Kategorie:
Jak informowaliśmy na portalu ZmianyNaZiemi papież Franciszek (zwany przez sporą grupę katolików anty-papieżem) to wielki rewolucjonista, wprowadzający dziwaczne rozporządzenia, często w sprzeczności z nauką katolicką, która do tej pory obowiązywała i była głoszona przez poprzednich papieży. Papież Franciszek zadecydował, osoby tej samej płci mogą być błogosławione przez katolickich księży.
Stolica Apostolska zastrzega jednak, że nie ma mowy o małżeństwach, na razie, w kolejnych miesiącach i to się uda przepchnąć, jak twierdzą watykaniści.
Dykasteria Nauki Wiary opublikowała właśnie deklarację doktrynalną „Fiducia supplicans”, którą zatwierdził papież Franciszek. Została ona opublikowana w poniedziałek w oficjalnym biuletynie prasowym Stolicy Apostolskiej. Wynika z niej, że możliwe będzie błogosławienie par tworzonych przez osoby tej samej płci, „ale poza jakimkolwiek rytuałem czy imitacją małżeństwa”.

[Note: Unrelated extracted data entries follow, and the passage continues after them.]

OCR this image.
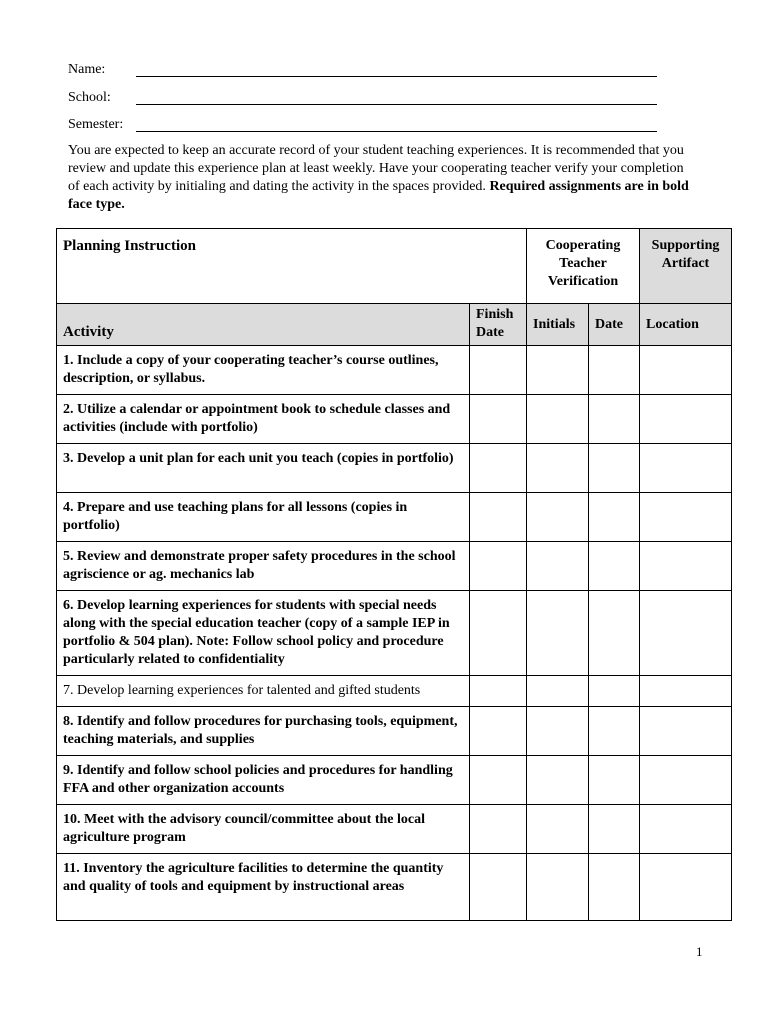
Name:
School:
Semester:
You are expected to keep an accurate record of your student teaching experiences. It is recommended that you review and update this experience plan at least weekly. Have your cooperating teacher verify your completion of each activity by initialing and dating the activity in the spaces provided. Required assignments are in bold face type.
Planning Instruction		Cooperating Teacher Verification		Supporting Artifact
Activity	Finish Date	Initials	Date	Location
1. Include a copy of your cooperating teacher’s course outlines, description, or syllabus.				
2. Utilize a calendar or appointment book to schedule classes and activities (include with portfolio)				
3. Develop a unit plan for each unit you teach (copies in portfolio)				
4. Prepare and use teaching plans for all lessons (copies in portfolio)				
5. Review and demonstrate proper safety procedures in the school agriscience or ag. mechanics lab				
6. Develop learning experiences for students with special needs along with the special education teacher (copy of a sample IEP in portfolio & 504 plan). Note: Follow school policy and procedure particularly related to confidentiality				
7. Develop learning experiences for talented and gifted students				
8. Identify and follow procedures for purchasing tools, equipment, teaching materials, and supplies				
9. Identify and follow school policies and procedures for handling FFA and other organization accounts				
10. Meet with the advisory council/committee about the local agriculture program				
11. Inventory the agriculture facilities to determine the quantity and quality of tools and equipment by instructional areas				
1
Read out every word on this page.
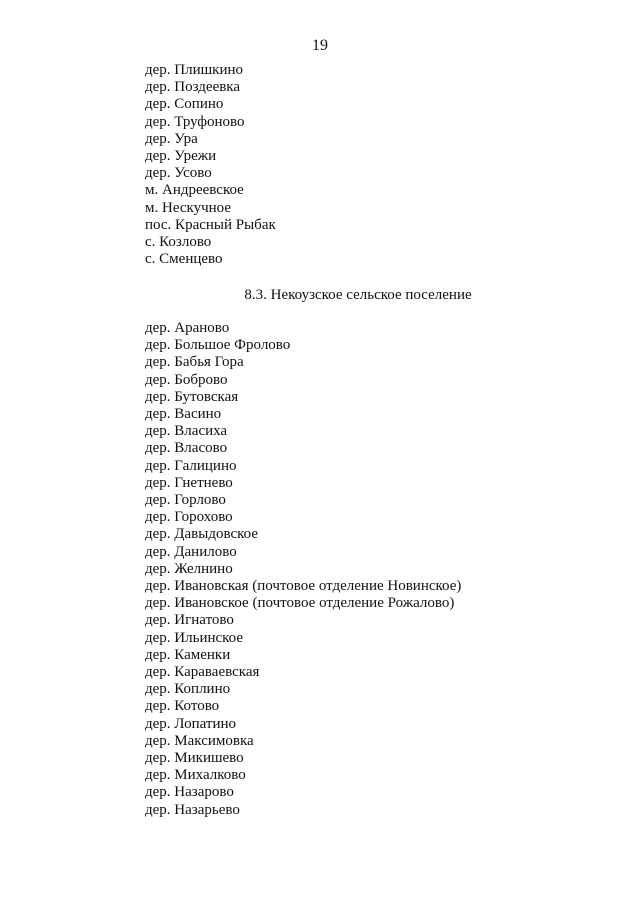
19
дер. Плишкино
дер. Поздеевка
дер. Сопино
дер. Труфоново
дер. Ура
дер. Урежи
дер. Усово
м. Андреевское
м. Нескучное
пос. Красный Рыбак
с. Козлово
с. Сменцево
8.3. Некоузское сельское поселение
дер. Араново
дер. Большое Фролово
дер. Бабья Гора
дер. Боброво
дер. Бутовская
дер. Васино
дер. Власиха
дер. Власово
дер. Галицино
дер. Гнетнево
дер. Горлово
дер. Горохово
дер. Давыдовское
дер. Данилово
дер. Желнино
дер. Ивановская (почтовое отделение Новинское)
дер. Ивановское (почтовое отделение Рожалово)
дер. Игнатово
дер. Ильинское
дер. Каменки
дер. Караваевская
дер. Коплино
дер. Котово
дер. Лопатино
дер. Максимовка
дер. Микишево
дер. Михалково
дер. Назарово
дер. Назарьево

Dla sporej liczby katolików jest to wielki szok i niedowierzanie ! Cała grupa lewicowych działaczy pieje z zachwytu i oczekuje kolejnych kroków do pełnej „legalizacji” ich oczekiwań, co będzie wypełnieniem przepowiedni Matki Boskiej z La Salette o „siedzibie antychrysta w Rzymie”. Wkraczamy w dziwne i ciekawe czasy..., oby ludzkość przetrwała bo lewicowych pomysłów to nie koniec !
Komentarze
Ojcem Mieszka był, według niego, Siemomysł, dziadem Lestek, a pradziadem Siemowit. Z pierwszą żoną, Dobrawą, miał Mieszko syna Bolesława i córkę.
Ojcem Mieszka był, według niego, Siemomysł, dziadem Lestek, a pradziadem Siemowit. Z pierwszą żoną, Dobrawą, miał Mieszko syna Bolesława i córkę.
„Dopóki nie staną się świadomi, nigdy się nie zbuntują, a dopóki się nie zbuntują, nie mogą stać się świadomi”.
-George Orwell, 1984
Ojcem Mieszka był, według niego, Siemomysł, dziadem Lestek, a pradziadem Siemowit. Z pierwszą żoną, Dobrawą, miał Mieszko syna Bolesława i córkę.